Harvard Square Library exists solely on the basis of donations. If you have benefitted from any of our materials, and/or if making Unitarian Universalist intellectual heritage materials widely available and free is a value to you, please donate whatever you can–every little bit helps: Donate
The Living Legacy of Ralph Waldo Emerson

Lidian Emerson with their second son, Edward, who became a writer and editor like his father.
Courtesy of the Concord Free Public Library.
In 1834, Emerson’s travels on the lecture circuit took him to Plymouth, Massachusetts, where he met Lydia Jackson and fell in love for the second time. She was his intellectual partner, and he was enamored of the “perfect sympathy that exists between like minds.” They were married on September 14, 1835, at her family home. The next day, they drove to Concord where they would spend the rest of their married lives together in the large white house on the Cambridge Turnpike. Emerson’s mother, as well as a live-in cook, moved in with them. Lidian, as Emerson called his wife, had roses sent up from Plymouth for their new gardens. The young couple was hospitable, and there were frequent visitors and overnight guests.

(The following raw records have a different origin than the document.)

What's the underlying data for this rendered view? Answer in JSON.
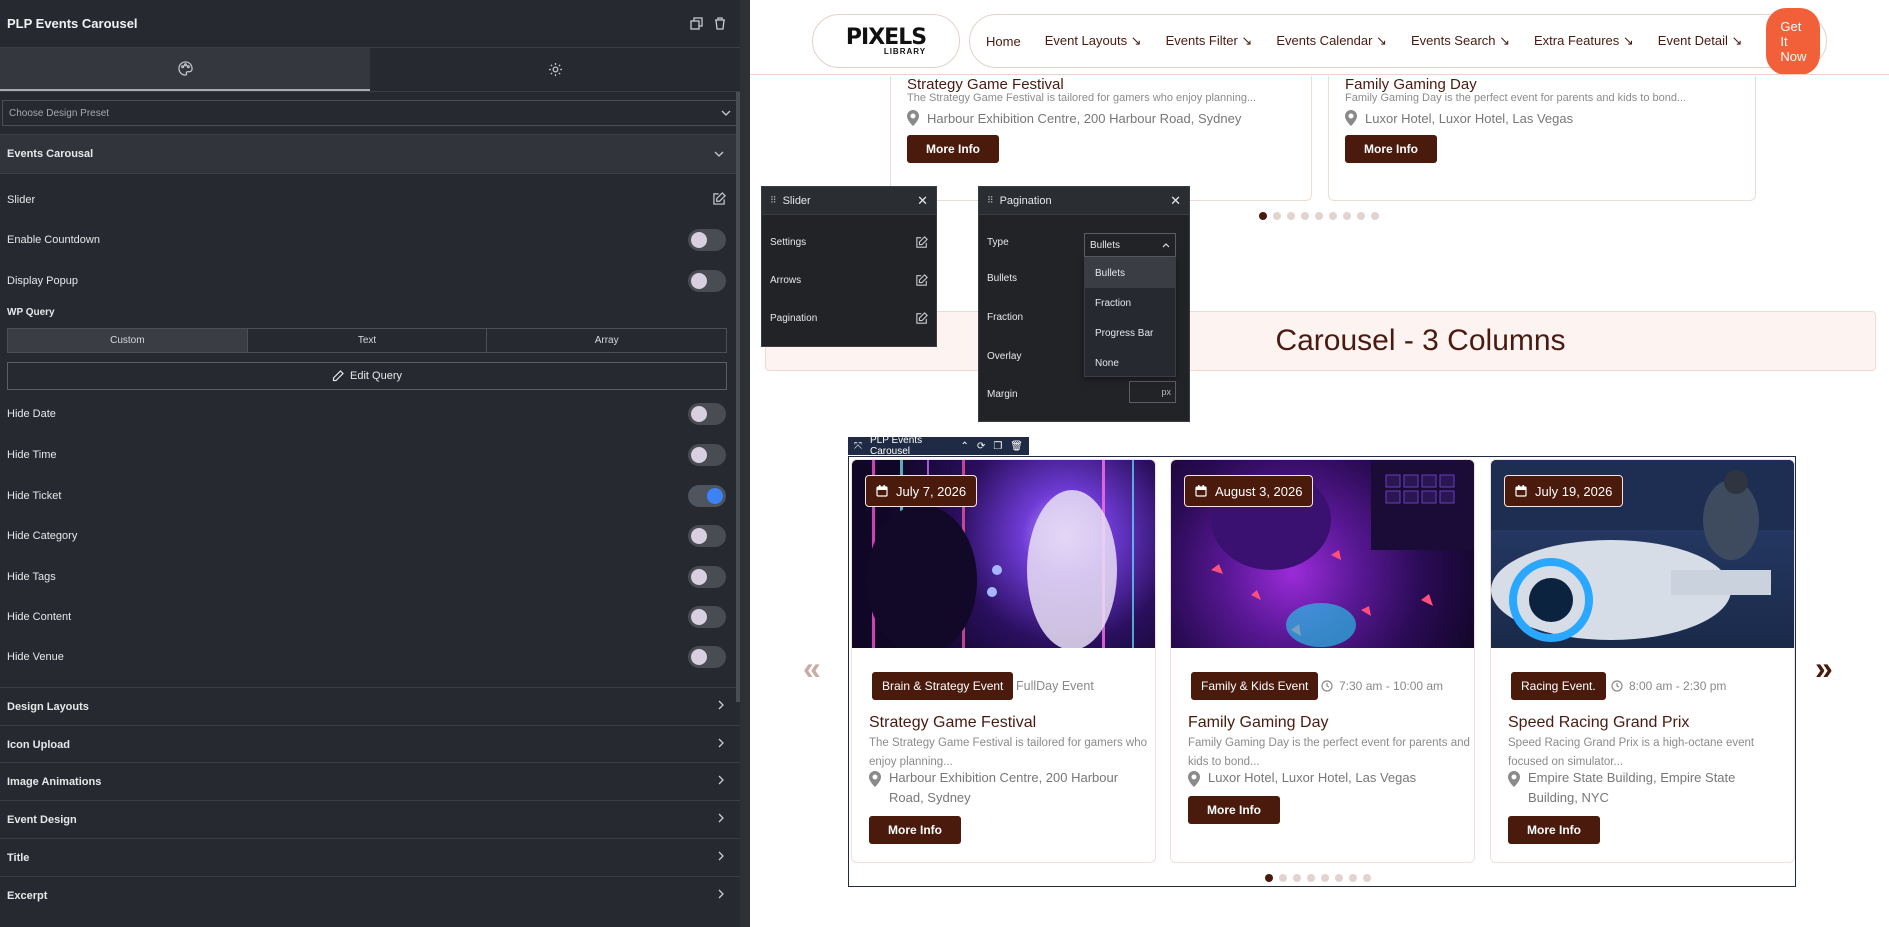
{
  "panel": {
    "title": "PLP Events Carousel",
    "design_preset_placeholder": "Choose Design Preset",
    "section_title": "Events Carousal",
    "slider_label": "Slider",
    "toggles": [
      {
        "label": "Enable Countdown",
        "on": false
      },
      {
        "label": "Display Popup",
        "on": false
      }
    ],
    "wp_query_label": "WP Query",
    "query_modes": [
      "Custom",
      "Text",
      "Array"
    ],
    "edit_query_label": "Edit Query",
    "hide_toggles": [
      {
        "label": "Hide Date",
        "on": false
      },
      {
        "label": "Hide Time",
        "on": false
      },
      {
        "label": "Hide Ticket",
        "on": true
      },
      {
        "label": "Hide Category",
        "on": false
      },
      {
        "label": "Hide Tags",
        "on": false
      },
      {
        "label": "Hide Content",
        "on": false
      },
      {
        "label": "Hide Venue",
        "on": false
      }
    ],
    "collapsed_sections": [
      "Design Layouts",
      "Icon Upload",
      "Image Animations",
      "Event Design",
      "Title",
      "Excerpt"
    ]
  },
  "site": {
    "logo": "PIXELS",
    "logo_sub": "LIBRARY",
    "nav": [
      "Home",
      "Event Layouts ↘",
      "Events Filter ↘",
      "Events Calendar ↘",
      "Events Search ↘",
      "Extra Features ↘",
      "Event Detail ↘"
    ],
    "cta": "Get It Now",
    "top_cards": [
      {
        "title": "Strategy Game Festival",
        "desc": "The Strategy Game Festival is tailored for gamers who enjoy planning...",
        "venue": "Harbour Exhibition Centre, 200 Harbour Road, Sydney",
        "button": "More Info"
      },
      {
        "title": "Family Gaming Day",
        "desc": "Family Gaming Day is the perfect event for parents and kids to bond...",
        "venue": "Luxor Hotel, Luxor Hotel, Las Vegas",
        "button": "More Info"
      }
    ],
    "section_title": "Carousel - 3 Columns",
    "widget_label": "PLP Events Carousel",
    "cards": [
      {
        "date": "July 7, 2026",
        "category": "Brain & Strategy Event",
        "time": "FullDay Event",
        "title": "Strategy Game Festival",
        "desc": "The Strategy Game Festival is tailored for gamers who enjoy planning...",
        "venue": "Harbour Exhibition Centre, 200 Harbour Road, Sydney",
        "button": "More Info"
      },
      {
        "date": "August 3, 2026",
        "category": "Family & Kids Event",
        "time": "7:30 am - 10:00 am",
        "title": "Family Gaming Day",
        "desc": "Family Gaming Day is the perfect event for parents and kids to bond...",
        "venue": "Luxor Hotel, Luxor Hotel, Las Vegas",
        "button": "More Info"
      },
      {
        "date": "July 19, 2026",
        "category": "Racing Event.",
        "time": "8:00 am - 2:30 pm",
        "title": "Speed Racing Grand Prix",
        "desc": "Speed Racing Grand Prix is a high-octane event focused on simulator...",
        "venue": "Empire State Building, Empire State Building, NYC",
        "button": "More Info"
      }
    ]
  },
  "slider_popup": {
    "title": "Slider",
    "items": [
      "Settings",
      "Arrows",
      "Pagination"
    ]
  },
  "pagination_popup": {
    "title": "Pagination",
    "type_label": "Type",
    "type_value": "Bullets",
    "rows": [
      "Bullets",
      "Fraction",
      "Overlay",
      "Margin"
    ],
    "options": [
      "Bullets",
      "Fraction",
      "Progress Bar",
      "None"
    ],
    "margin_unit": "px"
  },
  "colors": {
    "brand": "#4a1a0c",
    "cta": "#f2603a",
    "panel_bg": "#26292f",
    "toggle_on": "#3b82f6"
  }
}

Waldo and Lidian Emerson had four children: Waldo, born in 1836; Ellen, born in 1839 and named by Lidian for her husband’s first wife; Edith, born in 1841; and Edward Waldo, born in 1844. By all accounts, Emerson was good with children and his study was always open to them. There, a child would encounter curious objects, pencils and scissors to play with, or some other treat. As his son, Edward Waldo, explained: “He had a love and tenderness for very small children, and his skill in taking and handling a baby was in remarkable contrast to his awkwardness with animals and tools.” He did not, however, approve of silliness or loud laughter, especially on Sunday. He read poetry and prose to his children, and taught them Latin and Greek. They sat on his knee and asked endless questions. They helped their father with garden chores, and they accompanied him on long walks. Theirs was a spirited household. But sadly, Waldo, the first-born, died when he was five years old. Emerson was devastated, as his friend Judge Hoar described, “I think I was never more impressed with a human expression of agony than when Mr. Emerson led me into the room where little Waldo lay dead and said only, in reply to whatever I could say of sorrow or sympathy, ’Oh, that boy! that boy!’”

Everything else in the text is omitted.